There are similar issues defensively. Virgil van Dijk and Joe Gomez are as good a pairing as you'll find, but beyond that, the injury-prone Joel Matip is the only proven central defender. Tsimikas and Neco Williams are the backup full-backs, and how reliable they end up being remains to be seen.
It's not very often that a team goes into a new season off the back of a title win needing three points to build momentum, but a unique set of circumstances means that is where Liverpool find themselves.
They won the title so early that they had ample time for their bravado to fizzle out. While 2019/20 closed with wins over Chelsea and Newcastle, earlier results against Burnley, Arsenal and most notably Manchester City did some damage to their reputation as the most feared side in the country.
It's a long way from panic stations, but a slow start to next season could see real doubts start to creep in about their staying power at the top of the table.
He's not their most gifted player, he's not their most creative player, he's not even the loudest on the pitch, but Liverpool dropped more points in their eight league games without Jordan Henderson last season than they did in the 30 with him.
His influence is indisputable. He's an inspiring, driving presence that has given more to the club since Steven Gerrard's departure than any other player, and is finally getting the recognition he deserves.
Having him back after missing half of the post-lockdown season will give Liverpool a welcome breath of fresh, fiery air.
Anyone with an affinity for Liverpool will know the dangers of counting the chickens before they hatch. We've been conditioned by trauma into caution and pragmatism, to prepare for the worst case scenario because you never know what's around the corner.

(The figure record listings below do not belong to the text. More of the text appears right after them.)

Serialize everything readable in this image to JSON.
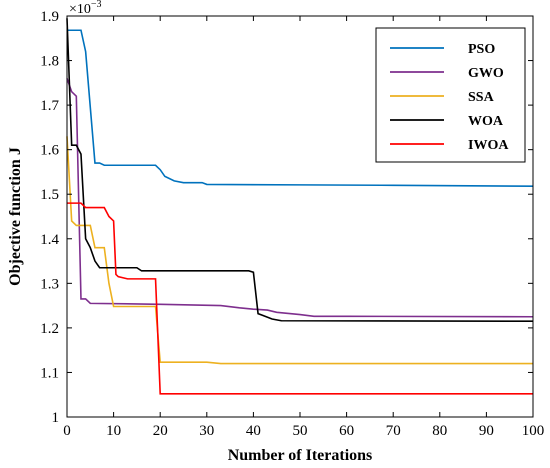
{
  "chart_data": {
    "type": "line",
    "xlabel": "Number of Iterations",
    "ylabel": "Objective function J",
    "y_multiplier_base": "×10",
    "y_multiplier_exp": "−3",
    "xlim": [
      0,
      100
    ],
    "ylim": [
      1.0,
      1.9
    ],
    "x_ticks": [
      0,
      10,
      20,
      30,
      40,
      50,
      60,
      70,
      80,
      90,
      100
    ],
    "y_ticks": [
      1,
      1.1,
      1.2,
      1.3,
      1.4,
      1.5,
      1.6,
      1.7,
      1.8,
      1.9
    ],
    "y_tick_labels": [
      "1",
      "1.1",
      "1.2",
      "1.3",
      "1.4",
      "1.5",
      "1.6",
      "1.7",
      "1.8",
      "1.9"
    ],
    "grid": false,
    "legend_position": "top-right",
    "series": [
      {
        "name": "PSO",
        "color": "#0072BD",
        "points": [
          [
            0,
            1.868
          ],
          [
            3,
            1.868
          ],
          [
            4,
            1.82
          ],
          [
            6,
            1.57
          ],
          [
            7,
            1.57
          ],
          [
            8,
            1.565
          ],
          [
            19,
            1.565
          ],
          [
            20,
            1.555
          ],
          [
            21,
            1.54
          ],
          [
            23,
            1.53
          ],
          [
            25,
            1.526
          ],
          [
            29,
            1.526
          ],
          [
            30,
            1.522
          ],
          [
            50,
            1.521
          ],
          [
            70,
            1.52
          ],
          [
            100,
            1.518
          ]
        ]
      },
      {
        "name": "GWO",
        "color": "#7E2F8E",
        "points": [
          [
            0,
            1.76
          ],
          [
            1,
            1.73
          ],
          [
            2,
            1.72
          ],
          [
            3,
            1.265
          ],
          [
            4,
            1.265
          ],
          [
            5,
            1.255
          ],
          [
            20,
            1.253
          ],
          [
            33,
            1.25
          ],
          [
            37,
            1.245
          ],
          [
            40,
            1.242
          ],
          [
            43,
            1.24
          ],
          [
            45,
            1.235
          ],
          [
            50,
            1.23
          ],
          [
            53,
            1.226
          ],
          [
            60,
            1.226
          ],
          [
            100,
            1.225
          ]
        ]
      },
      {
        "name": "SSA",
        "color": "#EDB120",
        "points": [
          [
            0,
            1.63
          ],
          [
            1,
            1.44
          ],
          [
            2,
            1.43
          ],
          [
            3,
            1.43
          ],
          [
            4,
            1.43
          ],
          [
            5,
            1.43
          ],
          [
            6,
            1.38
          ],
          [
            8,
            1.38
          ],
          [
            9,
            1.3
          ],
          [
            10,
            1.248
          ],
          [
            19,
            1.248
          ],
          [
            20,
            1.123
          ],
          [
            30,
            1.123
          ],
          [
            33,
            1.12
          ],
          [
            60,
            1.12
          ],
          [
            100,
            1.12
          ]
        ]
      },
      {
        "name": "WOA",
        "color": "#000000",
        "points": [
          [
            0,
            1.895
          ],
          [
            1,
            1.61
          ],
          [
            2,
            1.61
          ],
          [
            3,
            1.59
          ],
          [
            4,
            1.4
          ],
          [
            5,
            1.38
          ],
          [
            6,
            1.35
          ],
          [
            7,
            1.335
          ],
          [
            15,
            1.335
          ],
          [
            16,
            1.328
          ],
          [
            39,
            1.328
          ],
          [
            40,
            1.325
          ],
          [
            41,
            1.232
          ],
          [
            42,
            1.228
          ],
          [
            44,
            1.22
          ],
          [
            46,
            1.216
          ],
          [
            100,
            1.215
          ]
        ]
      },
      {
        "name": "IWOA",
        "color": "#FF0000",
        "points": [
          [
            0,
            1.48
          ],
          [
            3,
            1.48
          ],
          [
            4,
            1.47
          ],
          [
            8,
            1.47
          ],
          [
            9,
            1.45
          ],
          [
            10,
            1.44
          ],
          [
            10.5,
            1.32
          ],
          [
            11,
            1.315
          ],
          [
            13,
            1.31
          ],
          [
            19,
            1.31
          ],
          [
            20,
            1.052
          ],
          [
            100,
            1.052
          ]
        ]
      }
    ]
  }
}
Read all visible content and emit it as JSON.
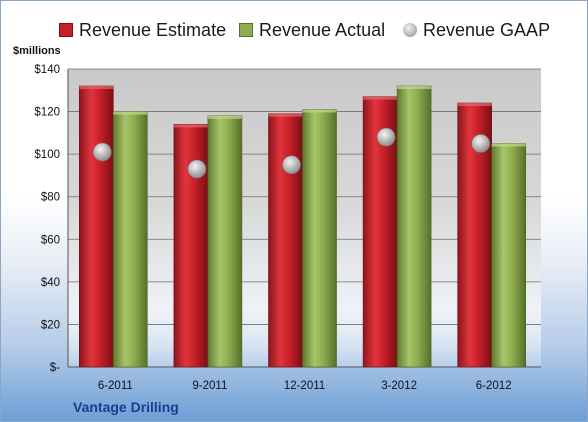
{
  "chart_data": {
    "type": "bar",
    "title": "",
    "xlabel": "",
    "ylabel": "$millions",
    "categories": [
      "6-2011",
      "9-2011",
      "12-2011",
      "3-2012",
      "6-2012"
    ],
    "series": [
      {
        "name": "Revenue Estimate",
        "kind": "bar",
        "color": "#c8202a",
        "values": [
          132,
          114,
          119,
          127,
          124
        ]
      },
      {
        "name": "Revenue Actual",
        "kind": "bar",
        "color": "#8fad4f",
        "values": [
          120,
          118,
          121,
          132,
          105
        ]
      },
      {
        "name": "Revenue GAAP",
        "kind": "marker",
        "color": "#a9a9a9",
        "values": [
          101,
          93,
          95,
          108,
          105
        ]
      }
    ],
    "ylim": [
      0,
      140
    ],
    "yticks": [
      0,
      20,
      40,
      60,
      80,
      100,
      120,
      140
    ],
    "ytick_labels": [
      "$-",
      "$20",
      "$40",
      "$60",
      "$80",
      "$100",
      "$120",
      "$140"
    ],
    "grid": true,
    "legend_position": "top"
  },
  "units_label": "$millions",
  "company": "Vantage Drilling",
  "legend": {
    "estimate": "Revenue Estimate",
    "actual": "Revenue Actual",
    "gaap": "Revenue GAAP"
  }
}
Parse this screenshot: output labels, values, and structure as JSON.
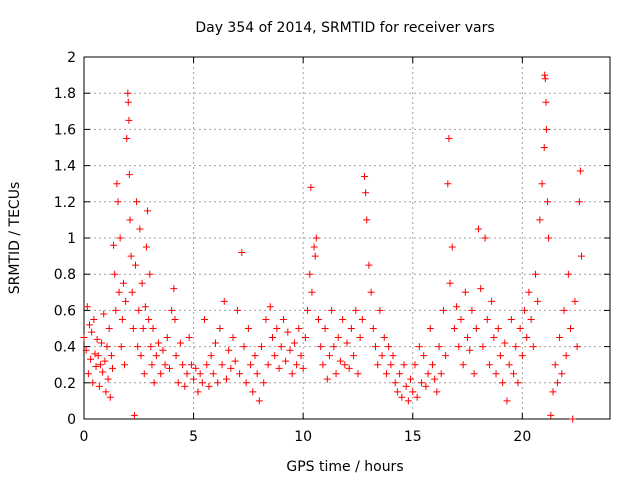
{
  "chart_data": {
    "type": "scatter",
    "title": "Day 354 of 2014, SRMTID for receiver vars",
    "xlabel": "GPS time / hours",
    "ylabel": "SRMTID / TECUs",
    "xlim": [
      0,
      24
    ],
    "ylim": [
      0,
      2
    ],
    "xticks": [
      0,
      5,
      10,
      15,
      20
    ],
    "yticks": [
      0,
      0.2,
      0.4,
      0.6,
      0.8,
      1,
      1.2,
      1.4,
      1.6,
      1.8,
      2
    ],
    "xtick_labels": [
      "0",
      "5",
      "10",
      "15",
      "20"
    ],
    "ytick_labels": [
      "0",
      "0.2",
      "0.4",
      "0.6",
      "0.8",
      "1",
      "1.2",
      "1.4",
      "1.6",
      "1.8",
      "2"
    ],
    "grid": true,
    "marker": "+",
    "series": [
      {
        "name": "SRMTID",
        "color": "#ff0000",
        "points": [
          [
            0.0,
            0.45
          ],
          [
            0.1,
            0.38
          ],
          [
            0.15,
            0.62
          ],
          [
            0.2,
            0.25
          ],
          [
            0.25,
            0.52
          ],
          [
            0.3,
            0.33
          ],
          [
            0.35,
            0.48
          ],
          [
            0.4,
            0.2
          ],
          [
            0.45,
            0.55
          ],
          [
            0.5,
            0.36
          ],
          [
            0.55,
            0.29
          ],
          [
            0.6,
            0.44
          ],
          [
            0.65,
            0.35
          ],
          [
            0.7,
            0.18
          ],
          [
            0.75,
            0.3
          ],
          [
            0.8,
            0.42
          ],
          [
            0.85,
            0.26
          ],
          [
            0.9,
            0.58
          ],
          [
            0.95,
            0.32
          ],
          [
            1.0,
            0.15
          ],
          [
            1.05,
            0.4
          ],
          [
            1.1,
            0.22
          ],
          [
            1.15,
            0.5
          ],
          [
            1.2,
            0.12
          ],
          [
            1.25,
            0.35
          ],
          [
            1.3,
            0.28
          ],
          [
            1.35,
            0.96
          ],
          [
            1.4,
            0.8
          ],
          [
            1.45,
            0.6
          ],
          [
            1.5,
            1.3
          ],
          [
            1.55,
            1.2
          ],
          [
            1.6,
            0.7
          ],
          [
            1.65,
            1.0
          ],
          [
            1.7,
            0.4
          ],
          [
            1.75,
            0.55
          ],
          [
            1.8,
            0.75
          ],
          [
            1.85,
            0.3
          ],
          [
            1.9,
            0.65
          ],
          [
            1.95,
            1.55
          ],
          [
            2.0,
            1.8
          ],
          [
            2.02,
            1.75
          ],
          [
            2.05,
            1.65
          ],
          [
            2.07,
            1.35
          ],
          [
            2.1,
            1.1
          ],
          [
            2.15,
            0.9
          ],
          [
            2.2,
            0.7
          ],
          [
            2.25,
            0.5
          ],
          [
            2.3,
            0.02
          ],
          [
            2.35,
            0.85
          ],
          [
            2.4,
            1.2
          ],
          [
            2.45,
            0.4
          ],
          [
            2.5,
            0.6
          ],
          [
            2.55,
            1.05
          ],
          [
            2.6,
            0.35
          ],
          [
            2.65,
            0.75
          ],
          [
            2.7,
            0.5
          ],
          [
            2.75,
            0.25
          ],
          [
            2.8,
            0.62
          ],
          [
            2.85,
            0.95
          ],
          [
            2.9,
            1.15
          ],
          [
            2.95,
            0.55
          ],
          [
            3.0,
            0.8
          ],
          [
            3.05,
            0.4
          ],
          [
            3.1,
            0.3
          ],
          [
            3.15,
            0.5
          ],
          [
            3.2,
            0.2
          ],
          [
            3.3,
            0.35
          ],
          [
            3.4,
            0.42
          ],
          [
            3.5,
            0.25
          ],
          [
            3.6,
            0.38
          ],
          [
            3.7,
            0.3
          ],
          [
            3.8,
            0.45
          ],
          [
            3.9,
            0.28
          ],
          [
            4.0,
            0.6
          ],
          [
            4.1,
            0.72
          ],
          [
            4.15,
            0.55
          ],
          [
            4.2,
            0.35
          ],
          [
            4.3,
            0.2
          ],
          [
            4.4,
            0.42
          ],
          [
            4.5,
            0.3
          ],
          [
            4.6,
            0.18
          ],
          [
            4.7,
            0.25
          ],
          [
            4.8,
            0.45
          ],
          [
            4.9,
            0.3
          ],
          [
            5.0,
            0.22
          ],
          [
            5.1,
            0.28
          ],
          [
            5.2,
            0.15
          ],
          [
            5.3,
            0.25
          ],
          [
            5.4,
            0.2
          ],
          [
            5.5,
            0.55
          ],
          [
            5.6,
            0.3
          ],
          [
            5.7,
            0.18
          ],
          [
            5.8,
            0.35
          ],
          [
            5.9,
            0.25
          ],
          [
            6.0,
            0.42
          ],
          [
            6.1,
            0.2
          ],
          [
            6.2,
            0.5
          ],
          [
            6.3,
            0.3
          ],
          [
            6.4,
            0.65
          ],
          [
            6.5,
            0.22
          ],
          [
            6.6,
            0.38
          ],
          [
            6.7,
            0.28
          ],
          [
            6.8,
            0.45
          ],
          [
            6.9,
            0.32
          ],
          [
            7.0,
            0.6
          ],
          [
            7.1,
            0.25
          ],
          [
            7.2,
            0.92
          ],
          [
            7.3,
            0.4
          ],
          [
            7.4,
            0.2
          ],
          [
            7.5,
            0.5
          ],
          [
            7.6,
            0.3
          ],
          [
            7.7,
            0.15
          ],
          [
            7.8,
            0.35
          ],
          [
            7.9,
            0.25
          ],
          [
            8.0,
            0.1
          ],
          [
            8.1,
            0.4
          ],
          [
            8.2,
            0.2
          ],
          [
            8.3,
            0.55
          ],
          [
            8.4,
            0.3
          ],
          [
            8.5,
            0.62
          ],
          [
            8.6,
            0.45
          ],
          [
            8.7,
            0.35
          ],
          [
            8.8,
            0.5
          ],
          [
            8.9,
            0.28
          ],
          [
            9.0,
            0.4
          ],
          [
            9.1,
            0.55
          ],
          [
            9.2,
            0.32
          ],
          [
            9.3,
            0.48
          ],
          [
            9.4,
            0.38
          ],
          [
            9.5,
            0.25
          ],
          [
            9.6,
            0.42
          ],
          [
            9.7,
            0.3
          ],
          [
            9.8,
            0.5
          ],
          [
            9.9,
            0.35
          ],
          [
            10.0,
            0.28
          ],
          [
            10.1,
            0.45
          ],
          [
            10.2,
            0.6
          ],
          [
            10.3,
            0.8
          ],
          [
            10.35,
            1.28
          ],
          [
            10.4,
            0.7
          ],
          [
            10.5,
            0.95
          ],
          [
            10.55,
            0.9
          ],
          [
            10.6,
            1.0
          ],
          [
            10.7,
            0.55
          ],
          [
            10.8,
            0.4
          ],
          [
            10.9,
            0.3
          ],
          [
            11.0,
            0.5
          ],
          [
            11.1,
            0.22
          ],
          [
            11.2,
            0.35
          ],
          [
            11.3,
            0.6
          ],
          [
            11.4,
            0.4
          ],
          [
            11.5,
            0.25
          ],
          [
            11.6,
            0.45
          ],
          [
            11.7,
            0.32
          ],
          [
            11.8,
            0.55
          ],
          [
            11.9,
            0.3
          ],
          [
            12.0,
            0.42
          ],
          [
            12.1,
            0.28
          ],
          [
            12.2,
            0.5
          ],
          [
            12.3,
            0.35
          ],
          [
            12.4,
            0.6
          ],
          [
            12.5,
            0.25
          ],
          [
            12.6,
            0.45
          ],
          [
            12.7,
            0.55
          ],
          [
            12.8,
            1.34
          ],
          [
            12.85,
            1.25
          ],
          [
            12.9,
            1.1
          ],
          [
            13.0,
            0.85
          ],
          [
            13.1,
            0.7
          ],
          [
            13.2,
            0.5
          ],
          [
            13.3,
            0.4
          ],
          [
            13.4,
            0.3
          ],
          [
            13.5,
            0.6
          ],
          [
            13.6,
            0.35
          ],
          [
            13.7,
            0.45
          ],
          [
            13.8,
            0.25
          ],
          [
            13.9,
            0.4
          ],
          [
            14.0,
            0.3
          ],
          [
            14.1,
            0.35
          ],
          [
            14.2,
            0.2
          ],
          [
            14.3,
            0.15
          ],
          [
            14.4,
            0.25
          ],
          [
            14.5,
            0.12
          ],
          [
            14.6,
            0.3
          ],
          [
            14.7,
            0.18
          ],
          [
            14.8,
            0.1
          ],
          [
            14.9,
            0.22
          ],
          [
            15.0,
            0.15
          ],
          [
            15.1,
            0.3
          ],
          [
            15.2,
            0.12
          ],
          [
            15.3,
            0.4
          ],
          [
            15.4,
            0.2
          ],
          [
            15.5,
            0.35
          ],
          [
            15.6,
            0.18
          ],
          [
            15.7,
            0.25
          ],
          [
            15.8,
            0.5
          ],
          [
            15.9,
            0.3
          ],
          [
            16.0,
            0.22
          ],
          [
            16.1,
            0.15
          ],
          [
            16.2,
            0.4
          ],
          [
            16.3,
            0.25
          ],
          [
            16.4,
            0.6
          ],
          [
            16.5,
            0.35
          ],
          [
            16.6,
            1.3
          ],
          [
            16.65,
            1.55
          ],
          [
            16.7,
            0.75
          ],
          [
            16.8,
            0.95
          ],
          [
            16.9,
            0.5
          ],
          [
            17.0,
            0.62
          ],
          [
            17.1,
            0.4
          ],
          [
            17.2,
            0.55
          ],
          [
            17.3,
            0.3
          ],
          [
            17.4,
            0.7
          ],
          [
            17.5,
            0.45
          ],
          [
            17.6,
            0.38
          ],
          [
            17.7,
            0.6
          ],
          [
            17.8,
            0.25
          ],
          [
            17.9,
            0.5
          ],
          [
            18.0,
            1.05
          ],
          [
            18.1,
            0.72
          ],
          [
            18.2,
            0.4
          ],
          [
            18.3,
            1.0
          ],
          [
            18.4,
            0.55
          ],
          [
            18.5,
            0.3
          ],
          [
            18.6,
            0.65
          ],
          [
            18.7,
            0.45
          ],
          [
            18.8,
            0.25
          ],
          [
            18.9,
            0.5
          ],
          [
            19.0,
            0.35
          ],
          [
            19.1,
            0.2
          ],
          [
            19.2,
            0.42
          ],
          [
            19.3,
            0.1
          ],
          [
            19.4,
            0.3
          ],
          [
            19.5,
            0.55
          ],
          [
            19.6,
            0.25
          ],
          [
            19.7,
            0.4
          ],
          [
            19.8,
            0.2
          ],
          [
            19.9,
            0.5
          ],
          [
            20.0,
            0.35
          ],
          [
            20.1,
            0.6
          ],
          [
            20.2,
            0.45
          ],
          [
            20.3,
            0.7
          ],
          [
            20.4,
            0.55
          ],
          [
            20.5,
            0.4
          ],
          [
            20.6,
            0.8
          ],
          [
            20.7,
            0.65
          ],
          [
            20.8,
            1.1
          ],
          [
            20.9,
            1.3
          ],
          [
            21.0,
            1.5
          ],
          [
            21.02,
            1.9
          ],
          [
            21.05,
            1.88
          ],
          [
            21.08,
            1.75
          ],
          [
            21.1,
            1.6
          ],
          [
            21.15,
            1.2
          ],
          [
            21.2,
            1.0
          ],
          [
            21.3,
            0.02
          ],
          [
            21.4,
            0.15
          ],
          [
            21.5,
            0.3
          ],
          [
            21.6,
            0.2
          ],
          [
            21.7,
            0.45
          ],
          [
            21.8,
            0.25
          ],
          [
            21.9,
            0.6
          ],
          [
            22.0,
            0.35
          ],
          [
            22.1,
            0.8
          ],
          [
            22.2,
            0.5
          ],
          [
            22.3,
            0.0
          ],
          [
            22.4,
            0.65
          ],
          [
            22.5,
            0.4
          ],
          [
            22.6,
            1.2
          ],
          [
            22.65,
            1.37
          ],
          [
            22.7,
            0.9
          ]
        ]
      }
    ]
  }
}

But, for one year only, to hell with it.
If there has ever been a season that the Reds can approach matchday one with confidence and optimism, then here it is. Last term, Liverpool were the best in England by a considerable distance, and while that may change over the next ten months, let's take a deep breath, swallow our instincts, and bet against it.
...but let's keep the 'we're gonna win the league chants' buried until at least March. Just in case.